En contrôlant leurs sœurs, c’est leur image et leur propre réputation que défendent les grands frères, nous dit le Dr Kpote. Intervenant prévention sur la vie sexuelle et affective dans les collèges et lycées, il revient pour Causette sur ce que raconte des rapports de genre entre jeunes le meurtre de Shemseddine, 15 ans, à Viry-Châtillon le 5 avril.

Avec le passage à tabac et le décès de Shemseddine à Viry-Châtillon (Essonne), les Français·es “atterré·es” semblent découvrir, comme à chaque nouveau fait divers, que la violence n’existe pas que sur X mais aussi dans la vie, la vraie, à la sortie des collèges et lycées. Dans les rédactions, on ressort le dossier des crimes d’honneur dans les banlieues racisées, que ce grand baveux devant l’éternel qu’est Éric Dupond-Moretti, rebaptise les “crimes d’horreur”, pour faire flipper la galerie.
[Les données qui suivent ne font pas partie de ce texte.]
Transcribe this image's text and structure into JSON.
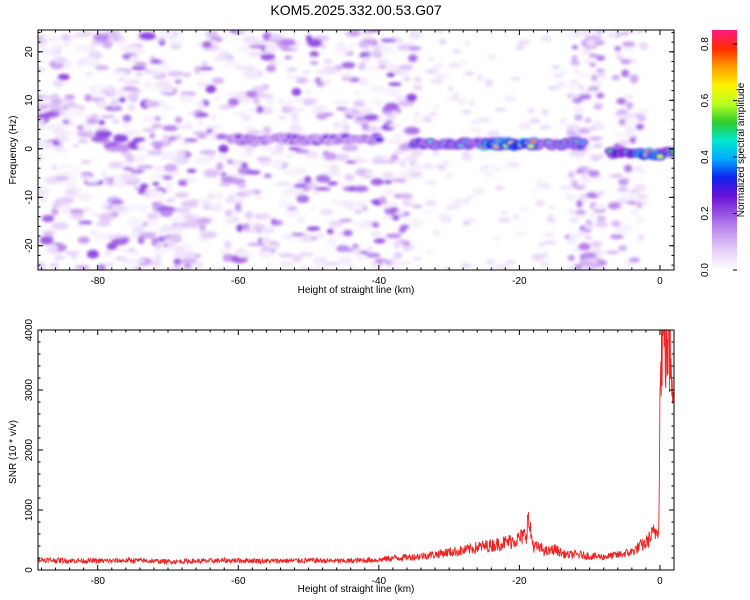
{
  "title": "KOM5.2025.332.00.53.G07",
  "colors": {
    "snr_line": "#ee2222",
    "spectrogram_cmap": [
      "#ffffff",
      "#e8d4fa",
      "#c79af0",
      "#9a55e3",
      "#6a12d8",
      "#1020ee",
      "#00a8ff",
      "#00e6d0",
      "#2ecc2e",
      "#b7ff1e",
      "#fff200",
      "#ff9c00",
      "#ff2a00",
      "#ff1a80"
    ]
  },
  "chart_data": [
    {
      "type": "heatmap",
      "xlabel": "Height of straight line (km)",
      "ylabel": "Frequency (Hz)",
      "xlim": [
        -88.5,
        2
      ],
      "ylim": [
        -25,
        24.5
      ],
      "xticks": [
        "-80",
        "-60",
        "-40",
        "-20",
        "0"
      ],
      "xtick_values": [
        -80,
        -60,
        -40,
        -20,
        0
      ],
      "yticks": [
        "-20",
        "-10",
        "0",
        "10",
        "20"
      ],
      "ytick_values": [
        -20,
        -10,
        0,
        10,
        20
      ],
      "colorbar": {
        "label": "Normalized spectral amplitude",
        "range": [
          0,
          0.85
        ],
        "ticks": [
          "0.0",
          "0.2",
          "0.4",
          "0.6",
          "0.8"
        ],
        "tick_values": [
          0.0,
          0.2,
          0.4,
          0.6,
          0.8
        ]
      },
      "features": [
        {
          "x_range": [
            -88.5,
            -36
          ],
          "y_center": 0,
          "amplitude": 0.1,
          "description": "scattered weak noise"
        },
        {
          "x_range": [
            -61,
            -40
          ],
          "y_center": 2,
          "amplitude": 0.3
        },
        {
          "x_range": [
            -35,
            -11
          ],
          "y_center": 1,
          "amplitude": 0.45
        },
        {
          "x_range": [
            -25,
            -18
          ],
          "y_center": 1,
          "amplitude": 0.82
        },
        {
          "x_range": [
            -7,
            2
          ],
          "y_center": -1,
          "amplitude": 0.55
        },
        {
          "x_range": [
            -3,
            0
          ],
          "y_center": -1,
          "amplitude": 0.8
        }
      ],
      "grid": false,
      "legend": "colorbar-right"
    },
    {
      "type": "line",
      "xlabel": "Height of straight line (km)",
      "ylabel": "SNR (10 * v/v)",
      "xlim": [
        -88.5,
        2
      ],
      "ylim": [
        0,
        4000
      ],
      "xticks": [
        "-80",
        "-60",
        "-40",
        "-20",
        "0"
      ],
      "xtick_values": [
        -80,
        -60,
        -40,
        -20,
        0
      ],
      "yticks": [
        "0",
        "1000",
        "2000",
        "3000",
        "4000"
      ],
      "ytick_values": [
        0,
        1000,
        2000,
        3000,
        4000
      ],
      "series": [
        {
          "x": [
            -88.5,
            -85,
            -80,
            -75,
            -70,
            -65,
            -60,
            -55,
            -50,
            -45,
            -40,
            -38,
            -35,
            -32,
            -30,
            -28,
            -26,
            -24,
            -22,
            -20,
            -19,
            -18.8,
            -18,
            -17,
            -16,
            -15,
            -14,
            -13,
            -12,
            -10,
            -8,
            -6,
            -4,
            -3,
            -2,
            -1,
            -0.5,
            -0.2,
            0,
            0.2,
            0.5,
            1,
            1.5,
            2
          ],
          "y": [
            170,
            160,
            150,
            160,
            140,
            150,
            160,
            150,
            160,
            150,
            170,
            200,
            220,
            260,
            300,
            320,
            380,
            410,
            460,
            520,
            600,
            850,
            400,
            360,
            300,
            350,
            280,
            250,
            260,
            230,
            220,
            250,
            300,
            380,
            450,
            600,
            650,
            700,
            2600,
            3900,
            4000,
            3850,
            3700,
            3300
          ]
        }
      ],
      "grid": false,
      "legend": "none"
    }
  ]
}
On n’est pas dupes, ça sent les élections. Évidemment, il n’y a aucun honneur à tabasser un mec à plusieurs. Ça tombe bien puisque les jeunes évoquent rarement ce terme qui appartient à d’autres temps ou contrées. En général, ils font plutôt référence à la réputation, voire la fierté mise à mal par des rumeurs qui circulent en 5G et des faits instrumentalisés sur les nouvelles places publiques, les réseaux sociaux.

A priori, le jeune Shemseddine “parlait” – comprendre entretenait des échanges réguliers sur les réseaux – avec la sœur de deux des auteurs de l’homicide. D’après les premiers éléments de l'enquête, il semblerait même qu’ils échangeaient des discussions “autour de la sexualité”… ce qui, en soi, ne signifie rien de bien concret. On peut tout imaginer : de l’invitation décomplexée par la distance numérique à “ken ensemble”, en passant par cette dinguerie de plug anal au concert de Kaaris ou un simple échange sur la dernière séance de prévention faite par un·e collègue dans leur lycée. En tout cas, les oreilles des deux grands frères ont dû sévèrement siffler pour qu’ils se déplacent afin de recadrer ce Roméo, un peu trop audacieux d’après la rumeur populaire. On peut imaginer que sur Snapchat, ça a “grave parlé” et Shemseddine s’est retrouvé dans la sauce.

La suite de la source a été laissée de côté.